A cela s’ajoutent la variabilité dans le temps sur une journée, le décalage éventuel entre l’heure du prélèvement et la période de baignade, le fait que toutes les cyanobactéries ne sont pas productrices de toxines ou par contre, que quelques grammes sont suffisants pour avoir des impacts sanitaires non négligeables.
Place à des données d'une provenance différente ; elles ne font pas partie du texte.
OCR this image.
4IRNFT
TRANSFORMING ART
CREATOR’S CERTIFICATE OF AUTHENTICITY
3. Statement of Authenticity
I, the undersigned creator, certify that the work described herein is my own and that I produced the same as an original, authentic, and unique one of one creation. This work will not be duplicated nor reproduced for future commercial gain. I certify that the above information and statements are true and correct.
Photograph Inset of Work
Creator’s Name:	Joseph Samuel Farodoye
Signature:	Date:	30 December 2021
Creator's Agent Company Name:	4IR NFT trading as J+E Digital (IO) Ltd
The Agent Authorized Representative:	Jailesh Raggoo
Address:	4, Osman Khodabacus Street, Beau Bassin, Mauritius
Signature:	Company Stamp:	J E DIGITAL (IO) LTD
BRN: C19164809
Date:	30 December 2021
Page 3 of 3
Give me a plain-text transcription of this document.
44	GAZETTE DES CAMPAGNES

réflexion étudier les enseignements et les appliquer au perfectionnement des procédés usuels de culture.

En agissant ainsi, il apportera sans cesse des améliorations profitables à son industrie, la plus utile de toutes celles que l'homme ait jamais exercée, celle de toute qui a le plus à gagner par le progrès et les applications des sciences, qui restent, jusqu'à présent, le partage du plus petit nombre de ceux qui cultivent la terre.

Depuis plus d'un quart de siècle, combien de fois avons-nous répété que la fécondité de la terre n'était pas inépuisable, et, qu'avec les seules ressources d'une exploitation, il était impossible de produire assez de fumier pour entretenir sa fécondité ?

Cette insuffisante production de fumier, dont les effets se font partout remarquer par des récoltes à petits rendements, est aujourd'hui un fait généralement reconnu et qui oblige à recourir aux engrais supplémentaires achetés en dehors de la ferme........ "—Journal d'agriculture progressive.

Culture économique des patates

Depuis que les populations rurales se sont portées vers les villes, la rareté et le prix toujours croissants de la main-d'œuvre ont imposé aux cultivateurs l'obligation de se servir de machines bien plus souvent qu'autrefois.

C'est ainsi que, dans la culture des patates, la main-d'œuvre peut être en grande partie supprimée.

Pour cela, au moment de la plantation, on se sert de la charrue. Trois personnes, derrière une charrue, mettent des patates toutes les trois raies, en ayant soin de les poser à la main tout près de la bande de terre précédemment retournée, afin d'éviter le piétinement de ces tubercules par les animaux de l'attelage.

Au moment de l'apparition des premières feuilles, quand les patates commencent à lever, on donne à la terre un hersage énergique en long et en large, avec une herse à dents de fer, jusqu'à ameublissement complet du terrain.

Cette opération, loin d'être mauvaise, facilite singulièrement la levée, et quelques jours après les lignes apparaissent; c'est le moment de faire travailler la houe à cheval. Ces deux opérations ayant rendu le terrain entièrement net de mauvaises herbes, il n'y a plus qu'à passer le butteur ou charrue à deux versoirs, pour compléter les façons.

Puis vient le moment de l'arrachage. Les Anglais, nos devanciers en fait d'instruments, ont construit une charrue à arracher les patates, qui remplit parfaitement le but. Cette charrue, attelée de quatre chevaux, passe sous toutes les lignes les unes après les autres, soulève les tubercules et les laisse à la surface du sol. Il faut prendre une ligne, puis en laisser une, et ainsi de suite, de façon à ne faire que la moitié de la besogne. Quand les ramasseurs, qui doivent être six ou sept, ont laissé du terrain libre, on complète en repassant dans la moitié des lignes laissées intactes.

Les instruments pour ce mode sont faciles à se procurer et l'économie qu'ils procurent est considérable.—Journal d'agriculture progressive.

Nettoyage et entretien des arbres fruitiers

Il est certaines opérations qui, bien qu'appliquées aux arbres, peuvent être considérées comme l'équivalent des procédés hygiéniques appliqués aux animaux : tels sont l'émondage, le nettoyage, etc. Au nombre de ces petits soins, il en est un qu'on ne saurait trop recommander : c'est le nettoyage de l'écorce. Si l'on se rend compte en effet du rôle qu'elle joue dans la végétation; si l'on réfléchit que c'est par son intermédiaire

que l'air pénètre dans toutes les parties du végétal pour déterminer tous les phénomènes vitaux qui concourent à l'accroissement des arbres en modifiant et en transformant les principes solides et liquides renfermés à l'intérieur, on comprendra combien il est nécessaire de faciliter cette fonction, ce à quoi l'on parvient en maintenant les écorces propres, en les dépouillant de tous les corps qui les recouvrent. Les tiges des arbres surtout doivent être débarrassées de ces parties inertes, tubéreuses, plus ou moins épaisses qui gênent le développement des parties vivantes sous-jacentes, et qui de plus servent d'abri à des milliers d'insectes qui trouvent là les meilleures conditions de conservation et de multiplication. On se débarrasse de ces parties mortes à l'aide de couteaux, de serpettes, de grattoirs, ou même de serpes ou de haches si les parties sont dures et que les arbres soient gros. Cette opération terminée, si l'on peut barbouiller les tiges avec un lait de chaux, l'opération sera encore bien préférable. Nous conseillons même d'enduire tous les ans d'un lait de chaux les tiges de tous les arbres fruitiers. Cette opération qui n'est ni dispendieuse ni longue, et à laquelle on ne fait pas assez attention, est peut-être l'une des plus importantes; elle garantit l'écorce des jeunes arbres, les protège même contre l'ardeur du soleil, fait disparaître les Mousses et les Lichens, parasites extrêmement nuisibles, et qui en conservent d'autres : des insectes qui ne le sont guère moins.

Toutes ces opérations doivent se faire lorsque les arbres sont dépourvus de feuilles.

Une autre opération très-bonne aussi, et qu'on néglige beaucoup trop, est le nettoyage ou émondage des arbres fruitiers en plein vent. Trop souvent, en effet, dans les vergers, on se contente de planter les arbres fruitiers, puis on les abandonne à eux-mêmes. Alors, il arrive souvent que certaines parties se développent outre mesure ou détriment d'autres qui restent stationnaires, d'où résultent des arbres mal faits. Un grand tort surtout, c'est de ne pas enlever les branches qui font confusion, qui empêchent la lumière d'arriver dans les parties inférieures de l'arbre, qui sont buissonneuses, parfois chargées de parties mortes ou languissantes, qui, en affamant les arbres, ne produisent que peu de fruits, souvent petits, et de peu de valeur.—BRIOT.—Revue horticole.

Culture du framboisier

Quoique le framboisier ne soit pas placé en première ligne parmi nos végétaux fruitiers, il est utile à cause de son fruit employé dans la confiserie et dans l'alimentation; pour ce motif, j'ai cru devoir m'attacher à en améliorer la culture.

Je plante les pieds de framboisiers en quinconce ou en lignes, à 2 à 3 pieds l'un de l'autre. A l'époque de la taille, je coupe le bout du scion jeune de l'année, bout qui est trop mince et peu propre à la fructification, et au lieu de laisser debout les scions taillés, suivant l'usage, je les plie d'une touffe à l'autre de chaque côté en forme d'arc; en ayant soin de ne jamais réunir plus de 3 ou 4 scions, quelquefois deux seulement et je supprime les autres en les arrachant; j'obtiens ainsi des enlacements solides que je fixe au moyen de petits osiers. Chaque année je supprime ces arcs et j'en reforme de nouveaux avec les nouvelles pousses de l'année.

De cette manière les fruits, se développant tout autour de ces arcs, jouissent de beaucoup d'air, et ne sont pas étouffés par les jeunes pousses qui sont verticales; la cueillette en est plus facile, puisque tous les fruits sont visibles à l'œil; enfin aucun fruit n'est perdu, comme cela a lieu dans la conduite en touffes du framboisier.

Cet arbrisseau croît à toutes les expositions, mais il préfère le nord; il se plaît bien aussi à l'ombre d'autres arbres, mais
Se posent aussi des questions relatives au comptage des cellules, aux différentes méthodes de contrôle, aux cyanotoxines autres que les microcystines, à la gestion de la pêche dans les plans d’eau régulièrement soumis aux proliférations de cyanobactéries entrainant une bioaccumulation des toxines dans les tissus des poissons et autres organismes aquatiques.
Les connaissances sans cesse nouvelles obligent les différents acteurs (législateurs et scientifiques) à réactualiser l’ensemble des textes de recommandations et de lois sur ces micro-organismes et à être réactif en termes de communication et de formation auprès des gestionnaires. Cela fait 10 ans en France que les cyanobactéries sont analysées dans les plans d’eau et rivières à usages récréatifs ou pour la production d’eau potable, la connaissance des textes de réglementation est acquise par la majorité des gestionnaires mais de nombreuses questions restent encore à résoudre.